CIANJUR,– Seorang pedagang kelapa parut di Pasar Muka Cianjur meregang nyawa setelah menjadi korban penusukan pada Selasa sore (21/7/2026). Tim Satreskrim Polres Cianjur bergerak cepat dan berhasil menangkap pelaku kurang dari 24 jam pasca-kejadian.
Korban bernama U. Sunandar (36) , warga Kecamatan Karangtengah, ditemukan tewas dengan luka tusuk di bagian perut kiri. Pelaku yang tak lain adalah sesama pedagang di pasar tersebut, D.A.M. (29) , kini telah diamankan di Mapolres Cianjur.
Peristiwa bermula sekitar pukul 17.00 WIB ketika pelaku datang ke area parkir Pasar Muka untuk mencari seseorang berinisial "D". Saat bertemu korban, pelaku menanyakan keberadaan orang tersebut. Namun, jawaban korban dengan nada yang dianggap tidak menyenangkan memicu pertengkaran di antara keduanya.
Kapolres Cianjur AKBP Ahkmad Alexander Yuriko Hadi mengungkapkan bahwa insiden cepat berubah menjadi penganiayaan. Setelah sempat dilerai oleh warga dan pedagang lain, pelaku justru berlari menuju lapak pedagang daging, mengambil sebilah pisau, lalu kembali menghampiri korban.
"Setelah terjadi saling dorong, pelaku menusukkan pisau satu kali ke bagian perut kiri korban sebelum melarikan diri," jelas Kapolres dalam konferensi pers, Rabu (22/7/2026).
Korban segera dilarikan ke RSUD Sayang Cianjur, namun nyawanya tak tertolong. Korban dinyatakan meninggal dunia pada pukul 18.28 WIB. Hasil visum sementara menunjukkan luka tusuk sedalam 14 sentimeter di perut kiri atas.

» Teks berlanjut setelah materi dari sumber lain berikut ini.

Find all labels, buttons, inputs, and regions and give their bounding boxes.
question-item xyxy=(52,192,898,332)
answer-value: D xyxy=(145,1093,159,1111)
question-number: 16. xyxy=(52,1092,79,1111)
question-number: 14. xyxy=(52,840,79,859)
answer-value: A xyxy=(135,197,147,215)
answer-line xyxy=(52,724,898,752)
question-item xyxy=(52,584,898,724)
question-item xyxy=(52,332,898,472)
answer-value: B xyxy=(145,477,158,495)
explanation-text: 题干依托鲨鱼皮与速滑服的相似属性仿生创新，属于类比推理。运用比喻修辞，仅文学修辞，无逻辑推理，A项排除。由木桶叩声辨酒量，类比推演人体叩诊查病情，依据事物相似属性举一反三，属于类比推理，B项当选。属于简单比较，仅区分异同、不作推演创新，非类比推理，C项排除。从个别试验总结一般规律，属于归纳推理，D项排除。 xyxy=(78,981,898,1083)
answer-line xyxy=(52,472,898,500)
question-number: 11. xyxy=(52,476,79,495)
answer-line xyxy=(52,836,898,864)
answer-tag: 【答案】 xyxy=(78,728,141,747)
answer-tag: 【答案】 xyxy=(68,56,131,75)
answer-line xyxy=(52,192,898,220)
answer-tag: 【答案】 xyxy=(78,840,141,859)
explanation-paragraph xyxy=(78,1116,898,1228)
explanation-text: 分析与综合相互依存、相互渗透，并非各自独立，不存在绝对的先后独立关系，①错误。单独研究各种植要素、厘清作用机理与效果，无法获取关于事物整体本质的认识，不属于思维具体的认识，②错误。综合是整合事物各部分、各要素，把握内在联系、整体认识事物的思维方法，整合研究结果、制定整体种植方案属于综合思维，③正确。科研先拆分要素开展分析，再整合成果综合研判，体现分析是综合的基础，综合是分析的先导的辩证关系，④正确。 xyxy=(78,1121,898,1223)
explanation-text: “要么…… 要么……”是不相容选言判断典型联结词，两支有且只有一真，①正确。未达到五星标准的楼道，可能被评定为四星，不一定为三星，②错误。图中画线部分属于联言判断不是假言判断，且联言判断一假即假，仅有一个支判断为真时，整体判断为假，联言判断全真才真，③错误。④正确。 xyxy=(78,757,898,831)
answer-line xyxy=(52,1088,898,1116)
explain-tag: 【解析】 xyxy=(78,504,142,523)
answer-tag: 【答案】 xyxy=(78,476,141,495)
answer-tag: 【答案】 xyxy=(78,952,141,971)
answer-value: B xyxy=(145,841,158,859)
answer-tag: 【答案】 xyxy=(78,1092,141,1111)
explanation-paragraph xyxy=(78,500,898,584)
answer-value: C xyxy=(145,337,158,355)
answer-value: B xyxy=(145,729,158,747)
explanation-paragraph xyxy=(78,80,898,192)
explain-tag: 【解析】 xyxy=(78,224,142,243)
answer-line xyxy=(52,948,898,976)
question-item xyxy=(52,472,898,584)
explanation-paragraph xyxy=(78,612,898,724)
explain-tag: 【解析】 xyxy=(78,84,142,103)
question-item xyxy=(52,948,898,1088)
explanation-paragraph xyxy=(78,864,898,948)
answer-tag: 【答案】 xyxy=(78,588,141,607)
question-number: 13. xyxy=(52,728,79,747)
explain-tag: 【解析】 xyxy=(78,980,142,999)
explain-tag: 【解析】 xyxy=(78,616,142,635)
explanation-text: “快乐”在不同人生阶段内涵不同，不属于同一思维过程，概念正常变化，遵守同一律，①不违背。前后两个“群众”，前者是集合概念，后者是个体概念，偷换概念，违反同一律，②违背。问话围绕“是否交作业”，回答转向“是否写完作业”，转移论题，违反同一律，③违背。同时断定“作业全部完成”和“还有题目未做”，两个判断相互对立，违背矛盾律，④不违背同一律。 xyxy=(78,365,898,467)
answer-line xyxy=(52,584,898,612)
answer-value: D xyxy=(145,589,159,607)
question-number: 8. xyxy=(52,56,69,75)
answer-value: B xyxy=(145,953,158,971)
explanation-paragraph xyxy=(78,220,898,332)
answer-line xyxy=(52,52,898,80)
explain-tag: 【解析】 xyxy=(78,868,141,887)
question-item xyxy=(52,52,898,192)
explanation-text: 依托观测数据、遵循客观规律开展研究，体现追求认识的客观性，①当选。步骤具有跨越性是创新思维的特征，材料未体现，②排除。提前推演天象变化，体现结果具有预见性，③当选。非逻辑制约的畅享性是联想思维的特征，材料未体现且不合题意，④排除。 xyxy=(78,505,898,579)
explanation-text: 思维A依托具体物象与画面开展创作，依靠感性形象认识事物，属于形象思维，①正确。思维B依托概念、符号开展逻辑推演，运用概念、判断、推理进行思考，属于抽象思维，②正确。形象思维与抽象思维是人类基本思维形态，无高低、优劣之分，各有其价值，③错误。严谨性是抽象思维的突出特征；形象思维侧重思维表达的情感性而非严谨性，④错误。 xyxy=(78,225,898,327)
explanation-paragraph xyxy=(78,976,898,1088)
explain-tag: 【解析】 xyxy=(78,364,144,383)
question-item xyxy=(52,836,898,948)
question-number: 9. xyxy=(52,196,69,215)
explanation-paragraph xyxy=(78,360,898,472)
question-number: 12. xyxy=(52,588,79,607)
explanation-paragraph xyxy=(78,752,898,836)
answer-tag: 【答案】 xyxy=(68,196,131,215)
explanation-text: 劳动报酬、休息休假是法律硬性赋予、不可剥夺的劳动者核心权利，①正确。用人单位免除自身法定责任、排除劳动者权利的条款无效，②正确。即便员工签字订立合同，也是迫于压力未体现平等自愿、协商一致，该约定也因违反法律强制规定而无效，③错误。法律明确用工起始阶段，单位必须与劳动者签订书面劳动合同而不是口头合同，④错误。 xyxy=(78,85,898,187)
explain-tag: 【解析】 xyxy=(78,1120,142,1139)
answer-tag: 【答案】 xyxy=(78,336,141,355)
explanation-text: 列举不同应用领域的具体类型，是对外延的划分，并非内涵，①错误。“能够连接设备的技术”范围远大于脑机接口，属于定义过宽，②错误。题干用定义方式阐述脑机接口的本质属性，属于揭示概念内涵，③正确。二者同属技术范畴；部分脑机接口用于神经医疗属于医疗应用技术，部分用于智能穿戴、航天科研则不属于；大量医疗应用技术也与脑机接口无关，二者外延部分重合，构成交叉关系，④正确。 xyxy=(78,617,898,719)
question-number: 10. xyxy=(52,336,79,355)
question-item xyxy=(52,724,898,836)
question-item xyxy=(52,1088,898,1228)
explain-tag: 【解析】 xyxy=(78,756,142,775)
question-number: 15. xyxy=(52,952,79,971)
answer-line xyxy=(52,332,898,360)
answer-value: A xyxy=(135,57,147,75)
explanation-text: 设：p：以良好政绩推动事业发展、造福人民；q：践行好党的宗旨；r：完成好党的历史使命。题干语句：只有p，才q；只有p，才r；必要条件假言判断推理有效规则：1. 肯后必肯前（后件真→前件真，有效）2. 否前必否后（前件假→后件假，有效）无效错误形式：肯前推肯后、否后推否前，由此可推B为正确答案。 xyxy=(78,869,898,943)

Berdasarkan laporan yang masuk, jajaran Satreskrim langsung melakukan pengejaran. Pelaku berhasil ditangkap tanpa perlawanan di kediaman istrinya di Kampung Tangkil Kaler, Desa Babakankaret, Kecamatan Cianjur.
Dalam operasi penggerebekan, polisi mengamankan sejumlah barang bukti, antara lain:
· Sebilah pisau yang diduga digunakan untuk menusuk korban
· Pakaian korban
· Telepon genggam milik pelaku
· 10 butir obat keras terbatas jenis alprazolam yang kini turut diperiksa.
Penyidik masih mendalami kemungkinan pelaku mengonsumsi minuman keras atau obat-obatan terlarang sebelum aksi nekat tersebut.
"Dugaan pelaku mengonsumsi minuman keras maupun obat-obatan masih kami dalami sebagai bagian dari proses penyidikan," ujar Kapolres.
Pelaku dijerat dengan Pasal 458 ayat (1) KUHP tentang pembunuhan dengan ancaman hukuman maksimal 15 tahun penjara. Sebagai alternatif, polisi juga menerapkan pasal terkait penganiayaan yang mengakibatkan kematian sesuai hasil penyidikan.
AKBP Ahkmad Alexander mengimbau masyarakat agar tidak menyelesaikan persoalan dengan kekerasan.
"Apa pun permasalahannya, jangan sampai diselesaikan dengan tindakan yang melanggar hukum," pungkasnya.